Try some sentences from literature, your own writing, tweets, or whatever, with both Sentimood and the commercial analyzer. Give two examples of sentences where they agree and both appear to be correct. (If you wish, try to find another sentiment analyzer and use it instead.)

Give two examples where they differ markedly in their assessment.

Give two examples where they agree and both appear to be clearly wrong.

Part 4. Text Generation

We've talked about the Turing Test, which is based on the idea that if a program behaves in such a way that an observer can't tell whether it's a human, then it's behaving intelligently.

One aspect of such a test would be whether the program can produce text that appears to have been generated by a human. Two interesting sites provide glimpses of what might be possible.

The first is TalkToTransformer, which generates plausible continuations from a prompt text, using a model of language that comes from a machine-learning algorithm trained on a very large corpus of real text.

Try TalkToTransformer with some prompts, and see if you can get it to produce something both interesting and believable.

A second area where the Turing Test seems especially apposite is in the generation of modern poetry, that is, poetry that is free of traditional constraints like meter, rhythm, and rhyme.

The site Botpoet.com is a Turing Test of sorts: it presents random poems that were written either by a human or a program, and asks you to decide which; after each guess, it tells you what others thought. (Warning: it's a fun site and you can waste a lot of time on it.)

Run botpoet.com 10 times, and for each run, make your guess, record how well you did and how well others did, and screenshot the result (so you can remember what happened).

Give your best example of input to TalkToTransformer and the output it produced.

Give a summary of your experiments with Botpoet. What was the best imitation you saw? Explain why you enjoyed it, were fooled, or whatever else you found interesting or surprising.

Part 5: Machine Translation

Computer translation of one human language into another is a very old problem. Back in the 1950s, people confidently predicted that it would be a solved problem in the 1960s. Sadly, we're not there yet, though the situation is enormously better than it was, thanks to lots of computing power and very large collections of text that can be used to train machine-learning algorithms.

The classic challenge is translating the English expression "the spirit is willing but the flesh is weak" into Russian, then back to English. At least in legend, this came out as "the vodka is strong but the meat is rotten." Today, the Russian is "дух желает, но плоть слаба", and the English is the same as the original. (This result was different a year ago, and may well be different by the time you try it.)

In this section, you have to experiment with Google Translate to get a sense of what works well today and what is not quite ready to replace people.

Try 3 or 4 inputs from different sources, like the first lines of novels, or papers you've written, or news stories, or tweets.
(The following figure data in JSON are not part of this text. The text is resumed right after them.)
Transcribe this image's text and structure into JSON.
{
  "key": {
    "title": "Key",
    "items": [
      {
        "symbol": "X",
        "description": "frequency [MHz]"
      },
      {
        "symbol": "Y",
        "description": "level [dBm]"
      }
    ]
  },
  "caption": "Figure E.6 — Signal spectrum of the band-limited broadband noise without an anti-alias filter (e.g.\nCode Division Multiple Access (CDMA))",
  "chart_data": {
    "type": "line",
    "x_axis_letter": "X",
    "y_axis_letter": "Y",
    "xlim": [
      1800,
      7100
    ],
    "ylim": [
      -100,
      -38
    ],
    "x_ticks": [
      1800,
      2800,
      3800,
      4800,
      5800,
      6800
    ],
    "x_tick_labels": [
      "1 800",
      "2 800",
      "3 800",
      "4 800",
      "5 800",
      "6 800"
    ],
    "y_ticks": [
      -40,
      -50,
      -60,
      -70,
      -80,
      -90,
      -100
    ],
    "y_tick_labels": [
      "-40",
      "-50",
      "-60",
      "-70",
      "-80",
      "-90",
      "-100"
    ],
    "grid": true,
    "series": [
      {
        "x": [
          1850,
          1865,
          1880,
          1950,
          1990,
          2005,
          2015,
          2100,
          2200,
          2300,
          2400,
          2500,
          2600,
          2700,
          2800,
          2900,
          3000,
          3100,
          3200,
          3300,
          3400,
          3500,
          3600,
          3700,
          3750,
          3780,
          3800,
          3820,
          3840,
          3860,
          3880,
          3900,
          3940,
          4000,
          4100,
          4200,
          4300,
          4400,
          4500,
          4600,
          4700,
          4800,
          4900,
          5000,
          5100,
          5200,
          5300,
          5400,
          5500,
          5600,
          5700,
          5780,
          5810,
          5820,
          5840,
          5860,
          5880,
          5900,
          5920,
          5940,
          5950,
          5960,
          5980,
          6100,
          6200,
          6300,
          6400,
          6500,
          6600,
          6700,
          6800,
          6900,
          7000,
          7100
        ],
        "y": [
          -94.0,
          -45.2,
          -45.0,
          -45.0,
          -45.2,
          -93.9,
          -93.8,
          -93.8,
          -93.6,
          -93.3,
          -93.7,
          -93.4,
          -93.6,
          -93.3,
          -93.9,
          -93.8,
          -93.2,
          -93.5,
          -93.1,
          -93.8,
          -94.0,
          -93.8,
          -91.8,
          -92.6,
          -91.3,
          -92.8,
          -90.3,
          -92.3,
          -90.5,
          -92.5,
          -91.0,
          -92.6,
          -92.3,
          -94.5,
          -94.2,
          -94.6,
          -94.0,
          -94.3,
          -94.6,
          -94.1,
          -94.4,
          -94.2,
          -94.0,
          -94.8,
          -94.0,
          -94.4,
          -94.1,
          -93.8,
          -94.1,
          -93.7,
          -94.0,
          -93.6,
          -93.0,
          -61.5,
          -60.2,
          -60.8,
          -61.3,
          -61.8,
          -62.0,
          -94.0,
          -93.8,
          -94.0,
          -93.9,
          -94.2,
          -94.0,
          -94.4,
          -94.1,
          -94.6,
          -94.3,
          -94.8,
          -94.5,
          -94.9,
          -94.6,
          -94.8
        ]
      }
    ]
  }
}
Using Google Translate, run them through another language that you know and then back to English. Include at least two examples that work well and two that are spectacularly wrong.

How well does Google do on your chosen language? Would it be useful in practice? How about some other language that you know something about?

Repeat the exercise with a sequence of two other languages, so that for example you go from English to Twi to Urdu to English.

Part 6: Machine Learning

"Machine learning algorithms can figure out how to perform important tasks by generalizing from examples." Most machine-learning algorithms have a similar structure. They "learn" by processing a large number of examples that are labeled with the correct answer, for example, whether some text is spam or not, or which digit a hand-written sample is, or what kind of animal is found in a picture, or what the price of a house is. The algorithm figures out parameter values that enable it to make the best classifications or predictions based on this training set.

After training, the algorithm classifies new items, or predicts their values, based on what it learned from the training set.

There is an enormous range of algorithms, and much research in continuing to improve them. There are also many ways in which machine learning algorithms can fail -- for example, "over-fitting", in which the algorithm does very well on its training data but much less well on new data -- or producing results that confirm biases in the training data; this is an especially sensitive issue in applications like sentencing or predicting recidivism in the criminal justice system.

One particularly effective kind of ML is called "deep learning" because its implementation loosely matches the kind of processing that the human brain appears to do. A set of neurons observe low-level features; their outputs are combined into another set of neurons that observe higher-level features based on the lower level, and so on. Deep learning has been very effective in image recognition, and that's the basis of this part of the lab.

Google provides Teachable Machine, an interface that uses the camera on a computer to train a neural network on multiple visual or auditory inputs; the interface looks like this:

I trained the network on two images, holding a pen in one of two orientations. It's an easy case, and the recognizer is quite good at distinguishing them.

Your job is to do some comparable but hopefully more interesting and challenging examples of your own, and report on what you discovered about what works and what does not.

Using the deep learning link above, do two distinctly different projects using the camera and/or microphone in your computer. This might be images of yourself in various attire, or of you and friends, or singing, or lots of other things -- be imaginative!

For each experiment, describe what you tried, why you chose it, and how well it worked. How many training examples were necessary? How did it improve, if at all, with more training?

Include a screenshot like the one above.

Submitting Your Work

Make sure your lab6.html, including all images, is accessible at https://your_netid.mycpanel.princeton.edu/lab6.html. Ask a friend to view your page and check all the links from his or her computer.

When you are sure that your page is displaying correctly, upload your lab6.html and other files to https://tigerfile.cs.princeton.edu/COS109_F2020/Lab6.